We did that last year before we knew of the flu.

I agree that the best time to prep was 10 years ago. But in NZ there is a small window of hope with official unemployment down this month... Propped up by billions of wage subsidies which are times to end aroundaaround election next month.

So we are selling spare stuff now and clamping down on spending ourselves. And we are better off than most.

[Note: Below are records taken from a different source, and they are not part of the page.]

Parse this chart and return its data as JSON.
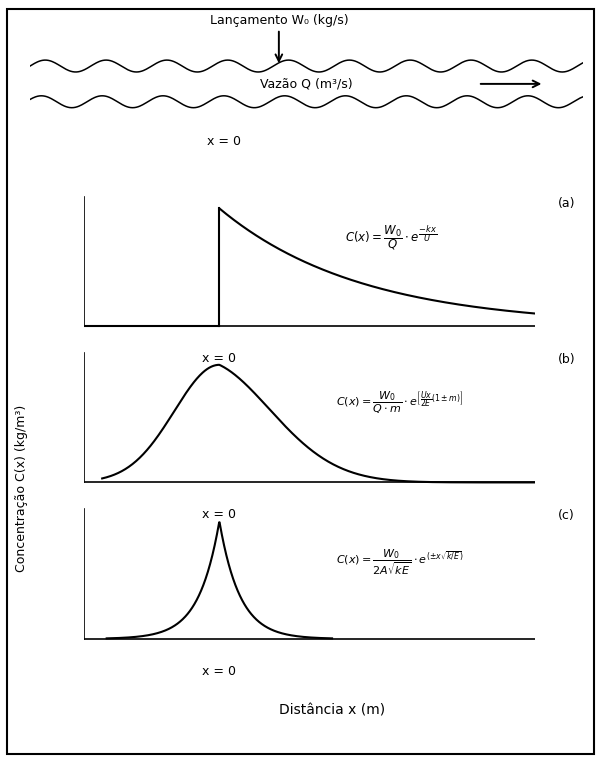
{
  "fig_width": 6.01,
  "fig_height": 7.63,
  "dpi": 100,
  "background_color": "#ffffff",
  "border_color": "#000000",
  "river_top_label": "Lançamento W₀ (kg/s)",
  "river_flow_label": "Vazão Q (m³/s)",
  "x0_label": "x = 0",
  "xlabel": "Distância x (m)",
  "ylabel": "Concentração C(x) (kg/m³)",
  "panel_a_label": "(a)",
  "panel_b_label": "(b)",
  "panel_c_label": "(c)"
}
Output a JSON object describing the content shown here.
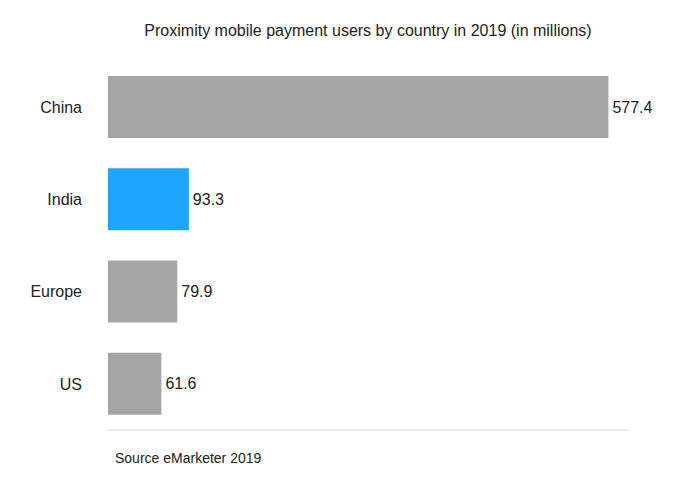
{
  "chart_data": {
    "type": "bar",
    "title": "Proximity mobile payment users by country in 2019 (in millions)",
    "annotations": [
      "Source eMarketer 2019"
    ],
    "categories": [
      "China",
      "India",
      "Europe",
      "US"
    ],
    "values": [
      577.4,
      93.3,
      79.9,
      61.6
    ],
    "colors": [
      "#a5a5a5",
      "#1ea5fc",
      "#a5a5a5",
      "#a5a5a5"
    ],
    "orientation": "horizontal",
    "data_labels": true,
    "tick_labels": "y",
    "grid": false,
    "xlim": [
      0,
      600
    ],
    "xticks": [
      0,
      600
    ]
  }
}
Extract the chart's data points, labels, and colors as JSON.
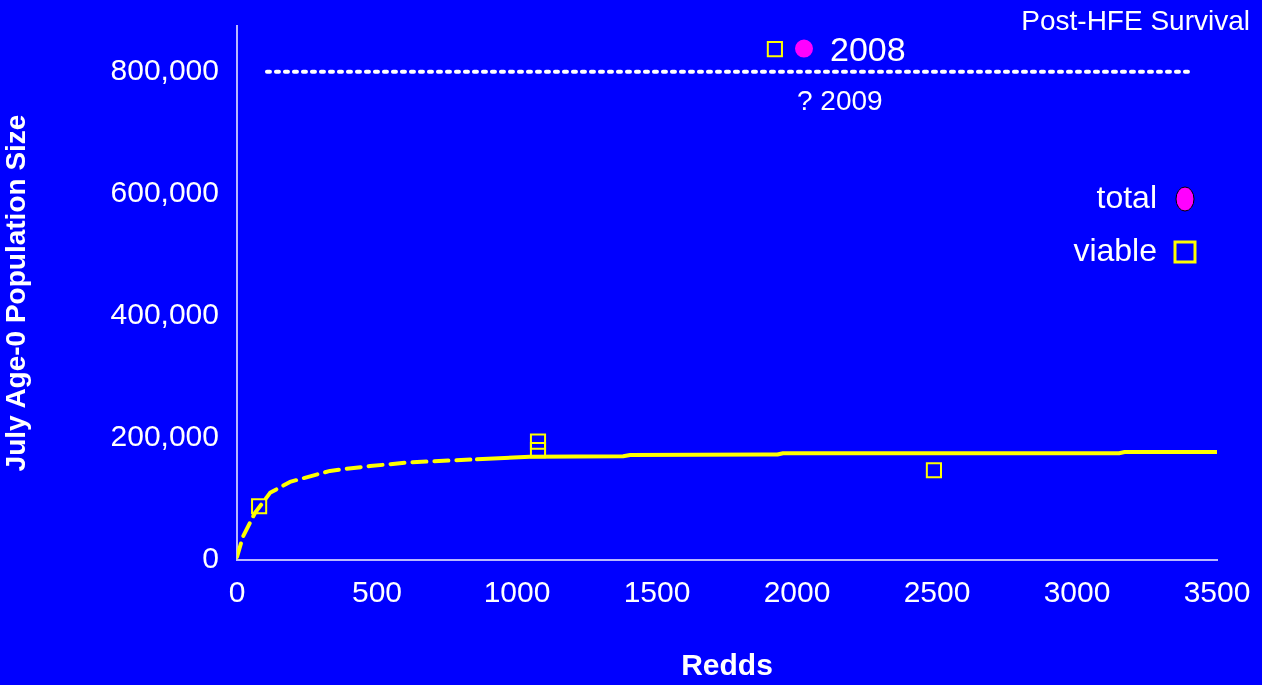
{
  "chart_data": {
    "type": "scatter",
    "title": "Post-HFE Survival",
    "xlabel": "Redds",
    "ylabel": "July Age-0 Population Size",
    "xlim": [
      0,
      3500
    ],
    "xticks": [
      0,
      500,
      1000,
      1500,
      2000,
      2500,
      3000,
      3500
    ],
    "ylim": [
      0,
      875000
    ],
    "yticks": [
      {
        "value": 0,
        "label": "0"
      },
      {
        "value": 200000,
        "label": "200,000"
      },
      {
        "value": 400000,
        "label": "400,000"
      },
      {
        "value": 600000,
        "label": "600,000"
      },
      {
        "value": 800000,
        "label": "800,000"
      }
    ],
    "grid": false,
    "legend": "right",
    "series": [
      {
        "type": "line",
        "color": "#ffff00",
        "line_style": "dashed",
        "marker": "none",
        "x": [
          0,
          21,
          64,
          118,
          189,
          332,
          475,
          618,
          857
        ],
        "values": [
          5000,
          38000,
          77000,
          110000,
          128000,
          146000,
          154000,
          160000,
          165000
        ]
      },
      {
        "type": "line",
        "color": "#ffff00",
        "line_style": "solid",
        "marker": "none",
        "x": [
          857,
          1046,
          1379,
          1404,
          1930,
          1950,
          3150,
          3170,
          3500
        ],
        "values": [
          165000,
          169000,
          170000,
          172000,
          173000,
          175000,
          175000,
          177000,
          177000
        ]
      },
      {
        "type": "line",
        "color": "#ffffff",
        "line_style": "dotted",
        "marker": "none",
        "x": [
          107,
          3414
        ],
        "values": [
          800000,
          800000
        ]
      },
      {
        "type": "scatter",
        "name": "total",
        "color": "#ff00ff",
        "marker": "circle",
        "x": [
          2025
        ],
        "values": [
          838000
        ]
      },
      {
        "type": "scatter",
        "name": "viable",
        "color": "#ffff00",
        "marker": "square",
        "x": [
          79,
          1075,
          1075,
          1921,
          2489
        ],
        "values": [
          88000,
          194000,
          180000,
          837000,
          147000
        ]
      }
    ],
    "annotations": [
      "2008",
      "? 2009"
    ]
  }
}
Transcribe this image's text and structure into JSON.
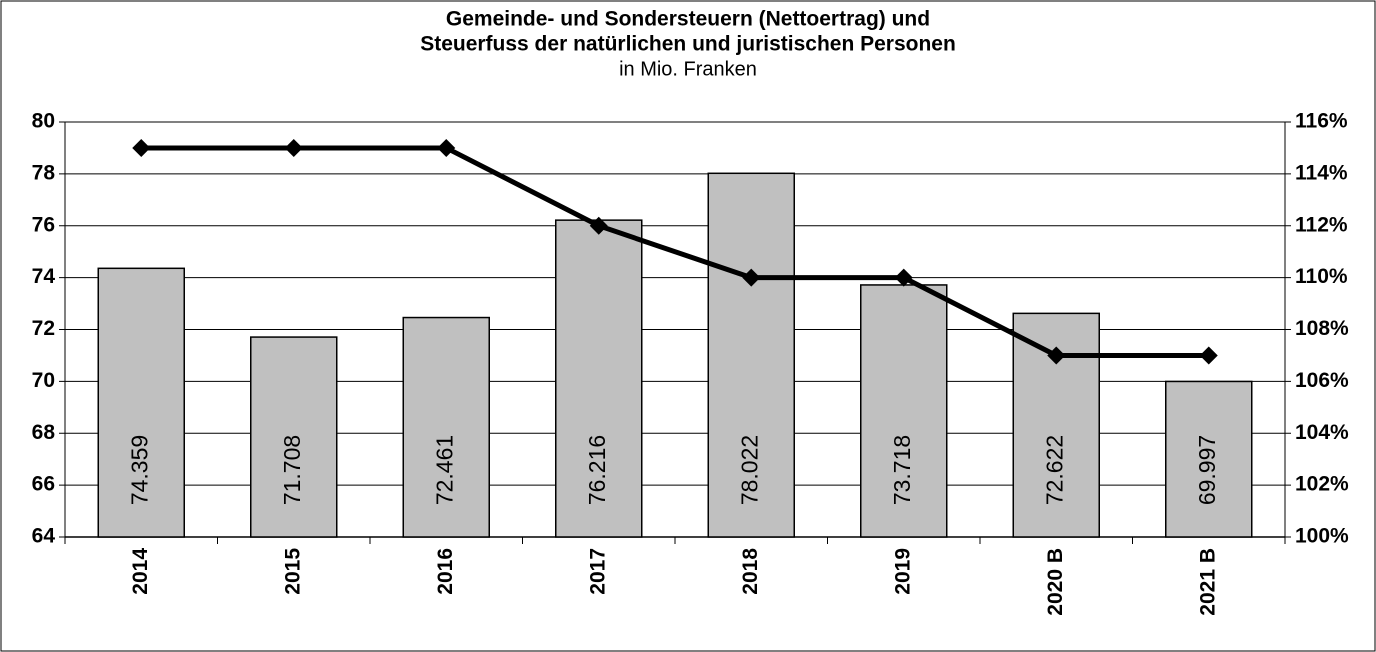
{
  "chart_data": {
    "type": "bar-line",
    "title": [
      "Gemeinde- und Sondersteuern (Nettoertrag) und",
      "Steuerfuss der natürlichen und juristischen Personen"
    ],
    "subtitle": "in Mio. Franken",
    "categories": [
      "2014",
      "2015",
      "2016",
      "2017",
      "2018",
      "2019",
      "2020 B",
      "2021 B"
    ],
    "series": [
      {
        "type": "bar",
        "color": "#c0c0c0",
        "values": [
          74.359,
          71.708,
          72.461,
          76.216,
          78.022,
          73.718,
          72.622,
          69.997
        ]
      },
      {
        "type": "line",
        "axis": "y2",
        "color": "#000000",
        "values": [
          115,
          115,
          115,
          112,
          110,
          110,
          107,
          107
        ]
      }
    ],
    "ylim": [
      64,
      80
    ],
    "yticks": [
      64,
      66,
      68,
      70,
      72,
      74,
      76,
      78,
      80
    ],
    "y2lim": [
      100,
      116
    ],
    "y2ticks": [
      {
        "value": 100,
        "label": "100%"
      },
      {
        "value": 102,
        "label": "102%"
      },
      {
        "value": 104,
        "label": "104%"
      },
      {
        "value": 106,
        "label": "106%"
      },
      {
        "value": 108,
        "label": "108%"
      },
      {
        "value": 110,
        "label": "110%"
      },
      {
        "value": 112,
        "label": "112%"
      },
      {
        "value": 114,
        "label": "114%"
      },
      {
        "value": 116,
        "label": "116%"
      }
    ],
    "grid": true
  }
}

Because when the USA has a mild cold NZ gets a pneumonia.

Anonymous said...

STOP thinking of gold and silver in terms of dollars. There is no correlation. Precious metals are worth what they are worth when and if you use them. Evaluating them against a fiat currency that has absolutely no real value is misleading.
You will most likely not need your precious metals unless the fiat currency has collapsed. This is why you need to start thinking about what you will personally accept in payment for your coin. Today, I can hire a carpenter for one to two ounces of silver an hour. After the fiat currency collapses, what amount of skilled labor will an ounce of silver buy?

OvergrownHobbit said...

Why do you write "faith-based" instead of Christian?

Peter said...

@OvergrownHobbit: Because there are many faiths other than Christianity, and I'm trying to be even-handed here.